In order for Mac users using Kerberos to access SMB/CIFS reshares through Access Connect, delegation must be enabled in Active Directory. If your environment requires Kerberos authentication, you will need to update the Active Directory computer object for any Windows servers that are running Access Connect. The Access Connect server must be given permission to present delegated credentials to the SMB server on behalf of your users.
To enable Kerberos authentication:
Open Active Directory Users and Computers and locate the Windows server that you have Access Connect installed on. It is commonly found in the Computers folder.
Note: If the computer object for the server that is running Access Connect is not located in the default “Computers” container in Active Directory, it is necessary to edit the ActiveDirectoryComputers registry key so the Access Connect service can construct the correct distinguished name for the Access Connect server's computer object.
Once the key is configured, restart the Access Connect service and proceed with the steps below. If the Access Connect server's computer object is in the default “Computers” container, there is no need to configure this key and you can proceed with the steps below.
Right-click on the Access Connect server and select Properties.
Open the Delegation tab.
Select “Trust this computer for delegation to specified services only”.
Select “Use any authentication protocol”, this is required for negotiation with the SMB server.

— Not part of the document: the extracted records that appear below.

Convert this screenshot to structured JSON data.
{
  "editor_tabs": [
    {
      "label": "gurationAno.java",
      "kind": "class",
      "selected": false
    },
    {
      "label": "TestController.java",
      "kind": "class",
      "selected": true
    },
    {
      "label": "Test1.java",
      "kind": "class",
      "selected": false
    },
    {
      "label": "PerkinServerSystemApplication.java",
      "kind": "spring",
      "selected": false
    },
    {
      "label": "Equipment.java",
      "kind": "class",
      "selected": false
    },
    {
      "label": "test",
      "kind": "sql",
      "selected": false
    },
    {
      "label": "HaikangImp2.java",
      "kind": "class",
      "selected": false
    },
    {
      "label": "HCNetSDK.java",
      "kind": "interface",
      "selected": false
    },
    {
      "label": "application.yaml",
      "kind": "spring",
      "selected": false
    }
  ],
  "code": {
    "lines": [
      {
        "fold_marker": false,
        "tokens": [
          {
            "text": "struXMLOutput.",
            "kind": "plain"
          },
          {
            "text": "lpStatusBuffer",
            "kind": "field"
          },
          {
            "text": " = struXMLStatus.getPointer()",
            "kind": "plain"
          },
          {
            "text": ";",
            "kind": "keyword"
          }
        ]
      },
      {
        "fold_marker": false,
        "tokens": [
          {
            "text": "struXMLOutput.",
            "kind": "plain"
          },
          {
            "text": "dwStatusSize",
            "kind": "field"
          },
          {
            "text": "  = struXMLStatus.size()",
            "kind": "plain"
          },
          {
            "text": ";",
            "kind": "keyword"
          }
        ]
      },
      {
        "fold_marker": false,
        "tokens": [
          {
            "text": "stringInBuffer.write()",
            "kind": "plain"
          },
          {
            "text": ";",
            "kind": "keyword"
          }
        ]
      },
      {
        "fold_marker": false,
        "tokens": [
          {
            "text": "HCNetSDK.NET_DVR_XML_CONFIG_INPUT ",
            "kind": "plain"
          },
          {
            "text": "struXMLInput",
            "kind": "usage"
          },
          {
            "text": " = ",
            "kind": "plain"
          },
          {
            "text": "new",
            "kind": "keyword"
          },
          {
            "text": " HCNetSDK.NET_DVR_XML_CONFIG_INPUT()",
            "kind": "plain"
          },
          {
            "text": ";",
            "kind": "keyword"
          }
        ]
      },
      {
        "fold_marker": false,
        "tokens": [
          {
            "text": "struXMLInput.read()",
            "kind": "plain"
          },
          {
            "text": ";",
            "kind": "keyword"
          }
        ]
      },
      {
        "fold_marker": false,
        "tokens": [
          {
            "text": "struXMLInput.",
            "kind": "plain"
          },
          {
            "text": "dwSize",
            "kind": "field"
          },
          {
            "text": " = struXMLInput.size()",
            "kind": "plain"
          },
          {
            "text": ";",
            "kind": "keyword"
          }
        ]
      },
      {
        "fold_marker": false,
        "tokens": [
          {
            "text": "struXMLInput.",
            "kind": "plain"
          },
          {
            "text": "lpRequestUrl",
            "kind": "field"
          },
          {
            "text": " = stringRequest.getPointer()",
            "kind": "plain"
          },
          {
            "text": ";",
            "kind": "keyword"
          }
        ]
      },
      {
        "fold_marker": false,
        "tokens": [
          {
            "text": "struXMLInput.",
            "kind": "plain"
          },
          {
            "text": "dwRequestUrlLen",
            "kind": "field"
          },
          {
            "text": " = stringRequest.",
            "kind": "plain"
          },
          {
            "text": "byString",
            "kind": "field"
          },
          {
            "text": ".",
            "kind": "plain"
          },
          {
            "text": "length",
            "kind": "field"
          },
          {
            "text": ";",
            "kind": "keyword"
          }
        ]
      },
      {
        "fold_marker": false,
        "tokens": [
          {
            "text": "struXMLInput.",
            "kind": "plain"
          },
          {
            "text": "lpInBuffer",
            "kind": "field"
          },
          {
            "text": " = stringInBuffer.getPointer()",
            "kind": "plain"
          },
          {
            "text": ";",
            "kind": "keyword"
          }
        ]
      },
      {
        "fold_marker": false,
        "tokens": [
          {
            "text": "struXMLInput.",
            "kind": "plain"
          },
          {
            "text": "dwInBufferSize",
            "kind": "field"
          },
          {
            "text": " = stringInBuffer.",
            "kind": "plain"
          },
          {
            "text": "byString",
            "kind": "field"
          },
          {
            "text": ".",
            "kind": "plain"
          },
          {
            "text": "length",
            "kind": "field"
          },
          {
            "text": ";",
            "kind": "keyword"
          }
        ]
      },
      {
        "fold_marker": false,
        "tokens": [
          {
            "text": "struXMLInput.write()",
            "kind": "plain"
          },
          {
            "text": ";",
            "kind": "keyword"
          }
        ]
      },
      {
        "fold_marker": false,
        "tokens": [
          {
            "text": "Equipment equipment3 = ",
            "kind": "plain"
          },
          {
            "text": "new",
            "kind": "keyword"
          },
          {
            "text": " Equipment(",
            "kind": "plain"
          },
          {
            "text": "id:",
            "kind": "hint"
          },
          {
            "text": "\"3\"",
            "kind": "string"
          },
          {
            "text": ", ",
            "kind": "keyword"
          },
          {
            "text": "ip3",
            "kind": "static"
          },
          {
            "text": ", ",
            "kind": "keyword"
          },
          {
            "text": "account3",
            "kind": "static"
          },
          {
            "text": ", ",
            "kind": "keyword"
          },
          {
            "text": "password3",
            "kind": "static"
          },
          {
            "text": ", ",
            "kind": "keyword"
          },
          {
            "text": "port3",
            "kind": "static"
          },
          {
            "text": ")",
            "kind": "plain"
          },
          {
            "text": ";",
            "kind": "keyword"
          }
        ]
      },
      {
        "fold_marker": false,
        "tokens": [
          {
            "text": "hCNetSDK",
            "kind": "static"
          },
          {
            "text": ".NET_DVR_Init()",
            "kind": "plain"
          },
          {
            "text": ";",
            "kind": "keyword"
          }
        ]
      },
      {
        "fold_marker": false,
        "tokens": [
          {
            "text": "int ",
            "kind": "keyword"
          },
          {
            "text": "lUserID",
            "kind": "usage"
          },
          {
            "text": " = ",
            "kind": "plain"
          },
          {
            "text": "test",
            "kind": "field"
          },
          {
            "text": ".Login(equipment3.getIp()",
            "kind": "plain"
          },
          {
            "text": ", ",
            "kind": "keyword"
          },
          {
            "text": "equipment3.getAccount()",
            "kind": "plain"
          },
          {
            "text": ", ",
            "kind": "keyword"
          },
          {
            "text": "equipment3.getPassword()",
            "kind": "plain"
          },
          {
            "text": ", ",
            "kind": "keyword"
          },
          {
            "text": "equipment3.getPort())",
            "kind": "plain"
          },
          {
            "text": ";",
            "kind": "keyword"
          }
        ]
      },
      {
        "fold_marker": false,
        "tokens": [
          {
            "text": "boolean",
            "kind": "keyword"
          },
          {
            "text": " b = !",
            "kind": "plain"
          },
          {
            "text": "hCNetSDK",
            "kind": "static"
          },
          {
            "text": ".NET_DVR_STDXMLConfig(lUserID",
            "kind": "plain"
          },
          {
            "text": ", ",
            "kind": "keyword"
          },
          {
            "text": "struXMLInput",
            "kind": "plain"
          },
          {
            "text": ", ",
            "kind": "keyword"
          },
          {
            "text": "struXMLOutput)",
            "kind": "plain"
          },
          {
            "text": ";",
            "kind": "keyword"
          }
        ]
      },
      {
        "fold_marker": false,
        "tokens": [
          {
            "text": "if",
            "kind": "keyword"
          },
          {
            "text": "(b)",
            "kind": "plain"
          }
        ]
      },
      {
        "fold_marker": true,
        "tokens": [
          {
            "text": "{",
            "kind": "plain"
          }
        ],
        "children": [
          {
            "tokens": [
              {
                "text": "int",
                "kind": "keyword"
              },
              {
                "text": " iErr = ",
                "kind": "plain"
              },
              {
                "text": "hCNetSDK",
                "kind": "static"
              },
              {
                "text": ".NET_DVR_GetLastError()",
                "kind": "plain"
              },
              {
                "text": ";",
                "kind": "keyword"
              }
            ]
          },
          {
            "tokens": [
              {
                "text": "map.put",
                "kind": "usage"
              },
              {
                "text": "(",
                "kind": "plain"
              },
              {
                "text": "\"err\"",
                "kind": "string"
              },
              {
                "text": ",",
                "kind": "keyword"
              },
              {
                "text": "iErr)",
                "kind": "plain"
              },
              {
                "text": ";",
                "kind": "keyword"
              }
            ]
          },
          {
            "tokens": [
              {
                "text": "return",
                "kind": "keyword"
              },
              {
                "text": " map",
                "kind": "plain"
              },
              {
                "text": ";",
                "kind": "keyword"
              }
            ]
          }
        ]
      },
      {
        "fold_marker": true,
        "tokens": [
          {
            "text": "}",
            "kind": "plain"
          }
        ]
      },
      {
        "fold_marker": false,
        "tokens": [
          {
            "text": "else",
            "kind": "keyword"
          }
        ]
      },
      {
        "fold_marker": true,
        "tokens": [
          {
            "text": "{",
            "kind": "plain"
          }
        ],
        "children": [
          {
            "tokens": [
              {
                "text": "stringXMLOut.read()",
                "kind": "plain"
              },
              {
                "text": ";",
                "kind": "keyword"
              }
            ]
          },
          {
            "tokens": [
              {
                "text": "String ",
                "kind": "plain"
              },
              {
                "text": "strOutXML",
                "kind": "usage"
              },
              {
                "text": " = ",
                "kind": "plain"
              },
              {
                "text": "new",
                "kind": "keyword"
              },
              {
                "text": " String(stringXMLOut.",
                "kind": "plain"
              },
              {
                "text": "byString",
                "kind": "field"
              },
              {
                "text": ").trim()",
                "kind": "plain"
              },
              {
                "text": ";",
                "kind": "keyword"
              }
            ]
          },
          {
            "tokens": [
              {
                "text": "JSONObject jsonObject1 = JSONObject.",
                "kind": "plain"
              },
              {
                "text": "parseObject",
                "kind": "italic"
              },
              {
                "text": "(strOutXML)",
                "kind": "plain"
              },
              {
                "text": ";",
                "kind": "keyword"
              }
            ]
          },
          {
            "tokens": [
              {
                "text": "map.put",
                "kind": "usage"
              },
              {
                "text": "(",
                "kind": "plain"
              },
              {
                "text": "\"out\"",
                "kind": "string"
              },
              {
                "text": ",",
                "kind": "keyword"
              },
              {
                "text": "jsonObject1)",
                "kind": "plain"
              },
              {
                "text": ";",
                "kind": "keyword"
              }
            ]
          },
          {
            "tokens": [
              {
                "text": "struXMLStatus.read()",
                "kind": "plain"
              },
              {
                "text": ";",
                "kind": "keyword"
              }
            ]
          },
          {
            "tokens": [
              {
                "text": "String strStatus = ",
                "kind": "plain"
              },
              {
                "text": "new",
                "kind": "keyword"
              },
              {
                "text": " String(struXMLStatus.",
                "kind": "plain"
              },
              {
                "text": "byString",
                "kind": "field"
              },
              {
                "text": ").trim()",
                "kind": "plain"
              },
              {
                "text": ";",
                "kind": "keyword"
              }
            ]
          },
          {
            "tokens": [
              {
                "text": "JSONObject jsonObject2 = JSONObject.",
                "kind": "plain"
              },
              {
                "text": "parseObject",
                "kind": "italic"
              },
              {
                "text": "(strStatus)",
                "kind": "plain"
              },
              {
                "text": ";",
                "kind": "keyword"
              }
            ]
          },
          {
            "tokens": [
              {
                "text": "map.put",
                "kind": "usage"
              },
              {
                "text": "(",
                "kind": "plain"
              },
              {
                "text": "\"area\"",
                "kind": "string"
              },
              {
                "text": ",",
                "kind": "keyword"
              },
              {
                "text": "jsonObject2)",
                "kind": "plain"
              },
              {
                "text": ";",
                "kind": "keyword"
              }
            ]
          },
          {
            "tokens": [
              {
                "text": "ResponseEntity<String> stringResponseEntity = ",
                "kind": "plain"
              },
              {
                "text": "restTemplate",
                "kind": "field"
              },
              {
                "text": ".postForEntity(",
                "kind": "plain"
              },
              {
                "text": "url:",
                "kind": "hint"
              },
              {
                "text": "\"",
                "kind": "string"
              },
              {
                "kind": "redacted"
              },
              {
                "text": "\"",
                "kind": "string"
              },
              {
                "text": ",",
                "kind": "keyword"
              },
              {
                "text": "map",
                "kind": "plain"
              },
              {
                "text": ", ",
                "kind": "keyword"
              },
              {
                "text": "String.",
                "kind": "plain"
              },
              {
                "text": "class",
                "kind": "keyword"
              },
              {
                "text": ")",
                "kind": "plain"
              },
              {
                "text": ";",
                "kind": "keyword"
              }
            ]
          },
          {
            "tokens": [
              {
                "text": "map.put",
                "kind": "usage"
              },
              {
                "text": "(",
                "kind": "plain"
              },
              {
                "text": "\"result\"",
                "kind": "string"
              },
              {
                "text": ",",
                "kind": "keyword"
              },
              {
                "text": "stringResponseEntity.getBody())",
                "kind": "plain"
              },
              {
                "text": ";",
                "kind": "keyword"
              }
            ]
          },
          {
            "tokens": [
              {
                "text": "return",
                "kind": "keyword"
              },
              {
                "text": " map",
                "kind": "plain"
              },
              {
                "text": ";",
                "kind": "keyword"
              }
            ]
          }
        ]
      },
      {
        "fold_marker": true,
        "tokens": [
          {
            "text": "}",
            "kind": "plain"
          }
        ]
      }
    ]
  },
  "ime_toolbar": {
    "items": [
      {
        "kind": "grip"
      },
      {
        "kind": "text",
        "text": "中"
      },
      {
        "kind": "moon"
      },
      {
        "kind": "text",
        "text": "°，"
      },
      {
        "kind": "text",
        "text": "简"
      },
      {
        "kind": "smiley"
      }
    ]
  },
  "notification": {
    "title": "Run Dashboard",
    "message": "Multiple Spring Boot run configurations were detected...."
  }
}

You must now add any Windows servers or NAS devices that you would like your users to be able to access through reshare. Click Add… to search for these Windows computers in AD and add them. Select only the “cifs” service type.

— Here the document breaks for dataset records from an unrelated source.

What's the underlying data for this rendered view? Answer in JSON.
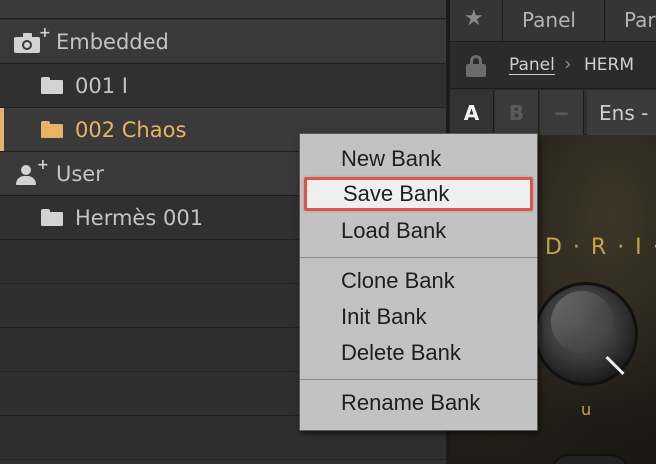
{
  "browser": {
    "sections": [
      {
        "label": "Embedded",
        "icon": "camera-plus-icon"
      },
      {
        "label": "User",
        "icon": "user-plus-icon"
      }
    ],
    "banks": [
      {
        "label": "001 I",
        "selected": false
      },
      {
        "label": "002 Chaos",
        "selected": true
      },
      {
        "label": "Hermès 001",
        "selected": false
      }
    ]
  },
  "panel": {
    "tabs": [
      "Panel",
      "Par"
    ],
    "breadcrumb": {
      "root": "Panel",
      "current": "HERM"
    },
    "ab": {
      "a": "A",
      "b": "B",
      "minus": "−"
    },
    "preset": "Ens -",
    "control_label": "D · R · I · ",
    "knob_sub": "u"
  },
  "context_menu": {
    "groups": [
      [
        "New Bank",
        "Save Bank",
        "Load Bank"
      ],
      [
        "Clone Bank",
        "Init Bank",
        "Delete Bank"
      ],
      [
        "Rename Bank"
      ]
    ],
    "highlighted": "Save Bank"
  },
  "colors": {
    "accent_selected": "#e7b366",
    "menu_highlight_border": "#d9584e",
    "menu_bg": "#c2c2c2",
    "plugin_gold": "#c9a24c"
  }
}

Repeat these steps for all Access Connect servers for which you want to enable Kerberos authentication.
Note: It may take 15 to 20 minutes for these changes to propagate through the Active Directory forest.
Configurations for the Access Connect dedicated AD account:
Configuring the permissions
Open Active Directory Users and Computers and locate the Access Connect dedicated account object.
Right-click on it and select Properties.
Open the Security tab and press Advanced.
Note: The Security tab may not appear until Active Directory Users & Computers > View > Advanced Features is enabled
Enter the name of the Access Connect dedicated account object and press OK.
Press Add and enter the name of the dedicated account object again and press OK.
On the Permissions Entry For window, select This object only for the Apply to field.
Select the Allow box for Write All properties and press OK.
Close all open dialogs by pressing OK.
Restart the Access Connect File and Print Server service.
Make sure that the Allow Kerberos Logons checkbox is enabled before proceeding with the next section. You can find it in the Access Connect Administrator - > Settings -> File Server.
Configuring the delegation
Open Active Directory Users and Computers and locate the Access Connect dedicated account.
Right-click on it and select Properties.
Open the Delegation tab.
Select the Trust this user for delegation to specified services only radio button and the Use any authentication button.
Press Add and enter the name of the machine where Access Connect is installed.